A long-time hospital payment rates official at the Minnesota Department of Human Services (DHS), Paul Olson, filed a whistleblower lawsuit against his employer today. The complaint alleges that DHS upper management have conducted a “brutal” internal campaign of retaliation against him, among other things, for refusing to exempt the Fairview University Medical Center (FUMC) Amplatz children’s unit from a state-mandated reduction in Medical Assistance (MA) payments.
Representing Olson is the Minneapolis law firm Halunen Law – a firm known for its successful litigation on behalf of whistleblower clients. The lawsuit, filed in Ramsey County District Court in St. Paul, Minnesota, seeks damages in excess of $50,000 to compensate Olson for career losses and psychological distress. Olson is asking for a jury trial. A copy of the complaint can be accessed here: Complaint and Jury Demand.
“Paul Olson was just doing his job for the state of Minnesota by refusing to approve an illegal financial arrangement for Fairview’s Amplatz children’s unit,” says Clayton Halunen, an attorney with Halunen Law. “His superiors, for whatever reason, did not want to let Olson do his job. Instead, they found someone else they could bully into doing what they wanted and then demoted Olson to a demeaning position. But Olson didn’t just fade away into bureaucratic limbo. He continued to fight for what he believed was the right thing to do, and now he’ll have his day in court to prove it.”

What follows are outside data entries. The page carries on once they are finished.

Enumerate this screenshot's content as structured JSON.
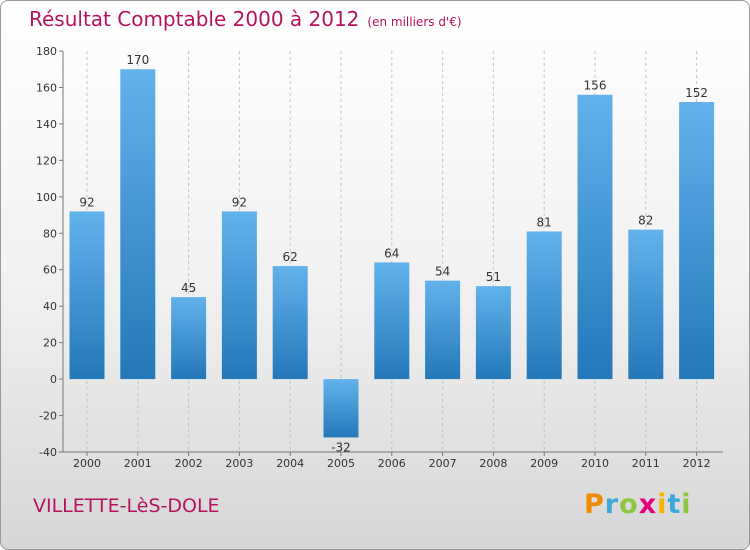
{
  "header": {
    "title": "Résultat Comptable 2000 à 2012",
    "subtitle": "(en milliers d'€)"
  },
  "footer": {
    "town": "VILLETTE-LèS-DOLE",
    "logo_letters": [
      "P",
      "r",
      "o",
      "x",
      "i",
      "t",
      "i"
    ],
    "logo_colors": [
      "#f08a00",
      "#3aa8d8",
      "#8dc63f",
      "#e6007e",
      "#f7b500",
      "#3aa8d8",
      "#8dc63f"
    ]
  },
  "colors": {
    "bar_top": "#62b2ec",
    "bar_bottom": "#2478b8",
    "title": "#b5135f",
    "grid": "#c4c4c4"
  },
  "chart_data": {
    "type": "bar",
    "title": "Résultat Comptable 2000 à 2012",
    "subtitle": "(en milliers d'€)",
    "categories": [
      "2000",
      "2001",
      "2002",
      "2003",
      "2004",
      "2005",
      "2006",
      "2007",
      "2008",
      "2009",
      "2010",
      "2011",
      "2012"
    ],
    "values": [
      92,
      170,
      45,
      92,
      62,
      -32,
      64,
      54,
      51,
      81,
      156,
      82,
      152
    ],
    "value_labels": [
      "92",
      "170",
      "45",
      "92",
      "62",
      "-32",
      "64",
      "54",
      "51",
      "81",
      "156",
      "82",
      "152"
    ],
    "ylim": [
      -40,
      180
    ],
    "yticks": [
      -40,
      -20,
      0,
      20,
      40,
      60,
      80,
      100,
      120,
      140,
      160,
      180
    ],
    "ytick_labels": [
      "-40",
      "-20",
      "0",
      "20",
      "40",
      "60",
      "80",
      "100",
      "120",
      "140",
      "160",
      "180"
    ],
    "grid": "vertical-dashed",
    "xlabel": "",
    "ylabel": ""
  }
}
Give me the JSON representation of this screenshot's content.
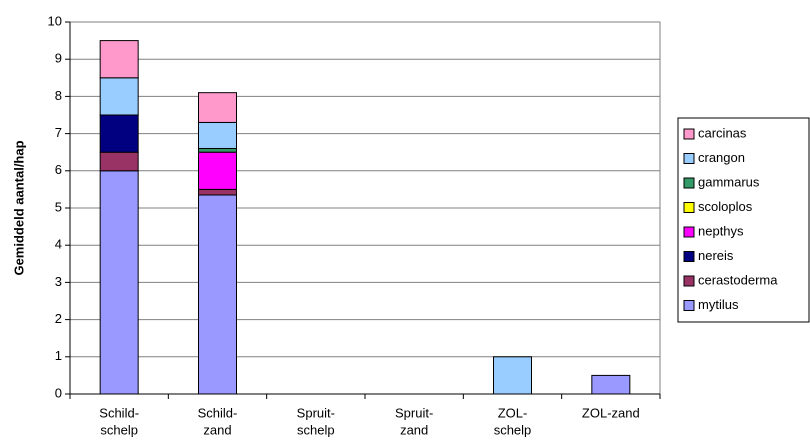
{
  "chart_data": {
    "type": "stacked_bar",
    "y_label": "Gemiddeld aantal/hap",
    "categories": [
      [
        "Schild-",
        "schelp"
      ],
      [
        "Schild-",
        "zand"
      ],
      [
        "Spruit-",
        "schelp"
      ],
      [
        "Spruit-",
        "zand"
      ],
      [
        "ZOL-",
        "schelp"
      ],
      [
        "ZOL-zand"
      ]
    ],
    "series": [
      {
        "name": "mytilus",
        "color": "#9999ff",
        "values": [
          6,
          5.35,
          0,
          0,
          0,
          0.5
        ]
      },
      {
        "name": "cerastoderma",
        "color": "#993366",
        "values": [
          0.5,
          0.15,
          0,
          0,
          0,
          0
        ]
      },
      {
        "name": "nereis",
        "color": "#000080",
        "values": [
          1,
          0,
          0,
          0,
          0,
          0
        ]
      },
      {
        "name": "nepthys",
        "color": "#ff00ff",
        "values": [
          0,
          1,
          0,
          0,
          0,
          0
        ]
      },
      {
        "name": "scoloplos",
        "color": "#ffff00",
        "values": [
          0,
          0,
          0,
          0,
          0,
          0
        ]
      },
      {
        "name": "gammarus",
        "color": "#339966",
        "values": [
          0,
          0.1,
          0,
          0,
          0,
          0
        ]
      },
      {
        "name": "crangon",
        "color": "#99ccff",
        "values": [
          1,
          0.7,
          0,
          0,
          1,
          0
        ]
      },
      {
        "name": "carcinas",
        "color": "#ff99cc",
        "values": [
          1,
          0.8,
          0,
          0,
          0,
          0
        ]
      }
    ],
    "ylim": [
      0,
      10
    ],
    "yticks": [
      0,
      1,
      2,
      3,
      4,
      5,
      6,
      7,
      8,
      9,
      10
    ],
    "grid": true,
    "legend": "right"
  }
}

Olson alleges that top officials at the DHS, including Scott Leitz, assistant commissioner of the DHS Health Care Administration, demanded that he exempt FUMC’s Amplatz children’s unit from the state legislature’s mandated 10 percent reduction in MA payments beginning in late 2011. Olson refused, stating that the exemption only applied to institutions like Gillette Children’s Hospital and would be illegal if granted to FUMC. In late 2012, DHS officials bypassed Olson and ordered another employee to implement the exemption, including a plan to retroactively reimburse the hospital for “under-payments” during the time that Olson withheld his consent for the preferential exclusion.
In January 2013, Olson also refused to approve a request for a rate increase for Behavioral Health Care Partners (BHP). As stated in the lawsuit, Olson argued that DHS would be in violation of federal law if it granted BHP’s specific request for an increase in reimbursement for certain bundled rates for mental health services.
One month later, Olson was relieved of his rates management position and reassigned to the post of “special projects.” Olson – still employed at DHS albeit in a much-reduced position, and now excluded from any meaningful work in his area of expertise – continued to challenge what he observed to be illegal conduct, including the exemption granted to FUMC. DHS finally launched an internal audit that concluded that the exemption given to FUMC was contrary to what the state legislature mandated, and therefore illegal. FUMC had already received $500,000 in Medical Assistance payments that it was not entitled to by the time of the investigation’s conclusion. State and federal taxpayers could potentially have overpaid FUMC by more than $11 million over a four-year period ending in 2015 if the exemption had gone unchallenged, according to DHS findings.
Besides Leitz, other DHS officials named in the lawsuit as having a role in the effort to silence Olson are James Golden, deputy assistant commissioner to Leitz, and Mark Hudson, division director of DHS’s Purchasing & Services Division.